Southeast Asia and the Middle East: Islam, Movement and the Longue Durèe explores the long-term nature of contact between Southeast Asia and the Middle East within the time frame for the study covers what the historian Fernand Braudel has called the temporal longue durée, which in this case is approximately 1,000 years. Southeast Asia has enjoyed a long historical connection with the neighboring cultures of China and India. Many studies have investigated the nature of these contacts, showing us the long religious tendrils that brought Buddhism and Hinduism to classical Southeast Asia, as well as the vibrant commercial and diasporic avenues between China and the “lands beneath the winds.” Any well-stocked university library will have dozens, if not scores, of titles on each of these oceanic connections. Though the ties between Southeast Asia and the Middle East have also been extremely important in the past seven to eight centuries, there is a noticeable paucity of historiography on this particular trans-regional dialogue. This has become increasingly apparent in published studies of the historical period, but it is also true to a large degree in the contemporary world. Several good books exist on the Hadrami diaspora in the Indian Ocean. There are also several extant works on education, religion, and trade connections between the Hejaz and Southeast Asia. Nevertheless, we don’t yet have a volume on what the parameters of this long-distance dialogue between civilizations have meant over the centuries.

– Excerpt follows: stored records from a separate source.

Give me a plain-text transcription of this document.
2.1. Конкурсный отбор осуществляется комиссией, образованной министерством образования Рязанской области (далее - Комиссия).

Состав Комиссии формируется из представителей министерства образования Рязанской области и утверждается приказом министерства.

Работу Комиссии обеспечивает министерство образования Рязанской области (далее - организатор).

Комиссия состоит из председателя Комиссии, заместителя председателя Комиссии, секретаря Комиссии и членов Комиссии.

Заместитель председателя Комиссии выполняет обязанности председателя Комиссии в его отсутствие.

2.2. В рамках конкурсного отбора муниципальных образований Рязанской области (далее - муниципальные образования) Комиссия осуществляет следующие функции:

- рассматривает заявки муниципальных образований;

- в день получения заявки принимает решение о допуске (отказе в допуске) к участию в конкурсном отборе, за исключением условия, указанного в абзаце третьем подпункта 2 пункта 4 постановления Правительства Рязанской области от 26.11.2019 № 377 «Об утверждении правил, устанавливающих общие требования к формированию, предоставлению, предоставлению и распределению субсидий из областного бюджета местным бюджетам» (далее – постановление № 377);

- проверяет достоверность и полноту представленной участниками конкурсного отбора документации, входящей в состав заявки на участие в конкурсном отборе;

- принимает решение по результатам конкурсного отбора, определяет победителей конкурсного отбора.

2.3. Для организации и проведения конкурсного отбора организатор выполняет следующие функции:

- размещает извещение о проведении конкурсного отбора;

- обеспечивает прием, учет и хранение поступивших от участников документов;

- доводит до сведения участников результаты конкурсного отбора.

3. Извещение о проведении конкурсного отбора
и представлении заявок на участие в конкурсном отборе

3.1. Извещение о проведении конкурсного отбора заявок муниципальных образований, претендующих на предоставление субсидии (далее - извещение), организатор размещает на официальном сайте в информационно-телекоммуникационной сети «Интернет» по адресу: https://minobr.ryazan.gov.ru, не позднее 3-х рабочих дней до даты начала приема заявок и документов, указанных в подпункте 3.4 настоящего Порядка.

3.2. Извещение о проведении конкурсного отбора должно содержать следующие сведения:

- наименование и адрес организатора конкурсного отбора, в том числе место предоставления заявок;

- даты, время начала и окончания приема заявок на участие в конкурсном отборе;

Islam is one of the two primary foci of this book. Islam came to Southeast Asia no later than the end of the 13th century, as traders from the Indian subcontinent touched down in northern Sumatra and quickly spread into the rest of the Indonesian Archipelago. By the early 16th century, almost a millennium after Muhammad spread his message
across the Arabian Peninsula, parts of the coasts of insular Southeast Asia were professing various degrees of devotion to Islam. These adherents eventually spread up the Malay Peninsula, into the southern islands of the Philippines, and even onto limited stretches of territory on the Southeast Asian mainland. Yet how did Middle Eastern variants of Islam catch hold in Southeast Asia? Were the messages and forms that came identical to the ones that left the Hejaz, or did they undergo a process of transvaluation along the way? What are some of the useful ways of looking at transmission as a cultural, political, and religious phenomenon?
The second focus of the book is movement itself—the very act of travel between the Middle East and Southeast Asia over time. How were these two culture areas connected during the formative centuries of contact? How did the colonial age change these connections? How are the two regions connected today? Have the means of civilizational dialogue changed, or are old forms still in operation? What are the mechanisms of communication between these two culture areas, and how have they evolved over time?
The present volume explores these questions and several interrelated sub-themes under the general rubric of Islam and movement, Southeast Asia and the Middle East. The idea of people in motion is one of these sub-themes, both for Hadramis (for instance) and for other actors who connected these two arenas. The bonds of religion itself are also important, both in their textual variants and as a matter of daily (or, in the case of the Hajj, seasonal) praxis. Education is also of great interest to the book, insofar as it was used as a linking tool between discrete geographical areas. Finally, culture and the Islamic public sphere are questioned, from the standpoint of both agency and transmission across trans-regional spaces. The volume investigates the long-term connections between Southeast Asia and the Middle East across all of these domains, both historically and in our own contemporary world. The essays in this volume deal with the above questions through a variety of windows.